In the USA especially, people falsely associated the economic downturn caused by COVID with everything the left stands for and their social policies. The downturn wasn’t caused by the Democrats’ LGBTQ policies or foreign aid. It was the pandemic. Sure, other factors and bad policies from both parties made it worse, but most of the damage was still from COVID.
This theory holds up because, in countries where right-leaning/conservative parties were in power (Japan, South Korea, France?), they were also ousted and criticized. They just happened to be the ones in charge during COVID. No one is really at fault for the downturn during COVID. Maybe different economic policies could’ve softened the blow, but the damage was still inevitable. If anything, the USA and the Democratic Party oversaw the most successful economic recovery (GDP-wise, though inequality got worse) of any developed nation and is better off than most places.
2010s world was prospering economically -> nations got wealthier and voted in left-leaning governments because wealth makes people more open to leftist policies -> pandemic hurt the economy, and whoever was in power during it got unfairly blamed for all the bad stuff -> opposing parties got voted in regardless of their policies because people wanted to go back to "better times."
People posit themselves as "truth-seekers" and this causes them to miscorrelate. I respect and do not judge people for attempting to be fact-based and truth-seeking, but a lot of the time this is just confirmation bias in disguise. People will line up statistics (i.e. transgender populations) with economic statistics (i.e. inflation) and then blame the party in power and miscorrelate policy effects.

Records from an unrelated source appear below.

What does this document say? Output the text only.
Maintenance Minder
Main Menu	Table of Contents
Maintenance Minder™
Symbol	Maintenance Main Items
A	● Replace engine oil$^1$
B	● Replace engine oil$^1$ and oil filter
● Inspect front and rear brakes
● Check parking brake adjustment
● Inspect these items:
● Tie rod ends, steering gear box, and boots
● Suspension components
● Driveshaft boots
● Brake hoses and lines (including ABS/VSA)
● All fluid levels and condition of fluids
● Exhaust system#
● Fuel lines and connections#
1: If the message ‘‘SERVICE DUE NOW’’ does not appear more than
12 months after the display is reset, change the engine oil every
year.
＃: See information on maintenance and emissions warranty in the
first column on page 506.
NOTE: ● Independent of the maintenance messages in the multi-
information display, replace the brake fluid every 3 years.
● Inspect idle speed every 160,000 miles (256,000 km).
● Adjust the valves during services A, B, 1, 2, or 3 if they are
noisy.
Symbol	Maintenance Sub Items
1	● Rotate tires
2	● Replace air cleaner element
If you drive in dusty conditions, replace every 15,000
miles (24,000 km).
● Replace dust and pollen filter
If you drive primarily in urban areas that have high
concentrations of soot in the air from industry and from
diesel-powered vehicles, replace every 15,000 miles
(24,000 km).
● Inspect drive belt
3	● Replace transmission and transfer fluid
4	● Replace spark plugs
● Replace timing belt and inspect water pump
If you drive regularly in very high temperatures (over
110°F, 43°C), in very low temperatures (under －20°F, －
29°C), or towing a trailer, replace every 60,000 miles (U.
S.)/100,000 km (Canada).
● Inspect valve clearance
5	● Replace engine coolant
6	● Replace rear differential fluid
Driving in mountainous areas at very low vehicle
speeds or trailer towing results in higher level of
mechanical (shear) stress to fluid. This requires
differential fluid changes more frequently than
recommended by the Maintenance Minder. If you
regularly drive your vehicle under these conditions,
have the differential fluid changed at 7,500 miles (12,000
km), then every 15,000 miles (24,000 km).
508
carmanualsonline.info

TLDR: Increase your competency in systems thinking (whether it be in politics, academics, career, etc.) by changing the order of magnitude in which you operate in; think long-term. Most people make decisions and assumptions (political or not) by only *one* of the following: people, policies, statistics, or personal afflictions. Second order of magnitude thinking is connecting 2 of these, and third order of magnitude thinking is connecting >3 with abstract, generalized knowledge and theories (you could probably make this more advanced with 5-6 different levels and connection genres, it's just a simplified theory for point of explanation). The best way to start with improving this is to be a learner. Learn random topics and theories -- take interest in the obscure. After being a learner you can become a thinker and start taking your random learnings and connect them with other ideas (as mentioned earlier) and come to your own novel ideas or truly fact-based opinion. If you are highly conscientious, ambitious, and agentic on top of all of this, you are pretty much guaranteed to be successful and/or change the world.